Cranberry orange sweet bread has been a staple at our family Thanksgiving meals for as long as I can remember. While we always baked it for Thanksgiving, I think it would make a lovely addition to any winter celebration table, as well.
Recently I asked my mother where she had gotten this recipe from, as I had gotten it from her and didn’t know the original source. She told me that the recipe has been in the family for a couple of generations, and she doesn’t know where it came from before that. In any case, this bread is a tradition that I am more than happy to carry forward!

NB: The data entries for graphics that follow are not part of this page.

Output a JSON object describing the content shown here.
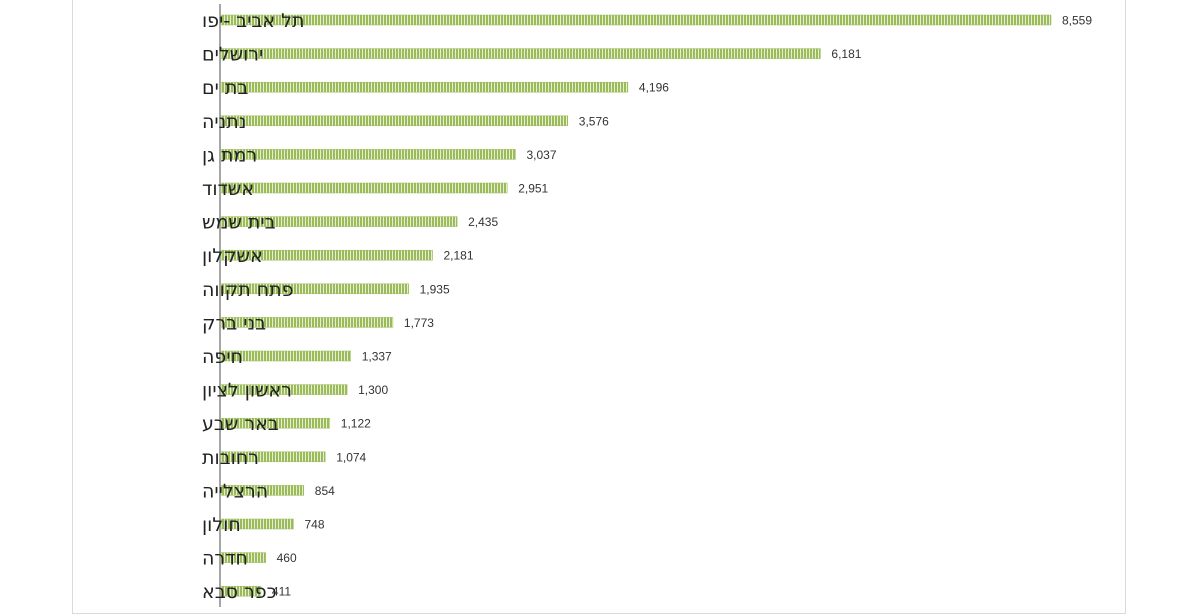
{
  "chart_data": {
    "type": "bar",
    "orientation": "horizontal",
    "categories": [
      "תל אביב -יפו",
      "ירושלים",
      "בת ים",
      "נתניה",
      "רמת גן",
      "אשדוד",
      "בית שמש",
      "אשקלון",
      "פתח תקווה",
      "בני ברק",
      "חיפה",
      "ראשון לציון",
      "באר שבע",
      "רחובות",
      "הרצלייה",
      "חולון",
      "חדרה",
      "כפר סבא"
    ],
    "values": [
      8559,
      6181,
      4196,
      3576,
      3037,
      2951,
      2435,
      2181,
      1935,
      1773,
      1337,
      1300,
      1122,
      1074,
      854,
      748,
      460,
      411
    ],
    "value_labels": [
      "8,559",
      "6,181",
      "4,196",
      "3,576",
      "3,037",
      "2,951",
      "2,435",
      "2,181",
      "1,935",
      "1,773",
      "1,337",
      "1,300",
      "1,122",
      "1,074",
      "854",
      "748",
      "460",
      "411"
    ],
    "xlim": [
      0,
      8559
    ],
    "grid": false,
    "legend": "none",
    "colors": {
      "bar_fill": "#9bbb59",
      "bar_hatch": "#ffffff",
      "axis": "#a6a6a6"
    }
  }
}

The sweet bread is more like a cake than a traditional bread. It has no yeast in it and is raised with the aid of baking soda and baking powder. It’s so good, wonderfully flavorful, and has definitely withstood the test of time.
- 2 cups flour
- 1 cup sugar
- 1 1/2 tsp baking powder
- 1/2 tsp baking soda
- 1 tsp salt
- 1/4 shortening (I used butter)
- 3/4 cup orange juice
- 1 Tbsp grated orange rind
- 1 egg
- 1/2 cup chopped nuts (I used almonds)
- 2 cups fresh cranberries, chopped
Oven temp: 350F
Whisk together flour, sugar, baking powder, baking soda and salt. Cut in 1/4 shortening (butter).
Combine orange juice, grated orange rind, and one well-beaten egg.
Pour all at once into dry ingredients, mixing just enough to dampen.
Carefully fold in chopped nuts and chopped cranberries.
Put in greased bread pan and bake at 350F for one hour till toothpick comes out clean.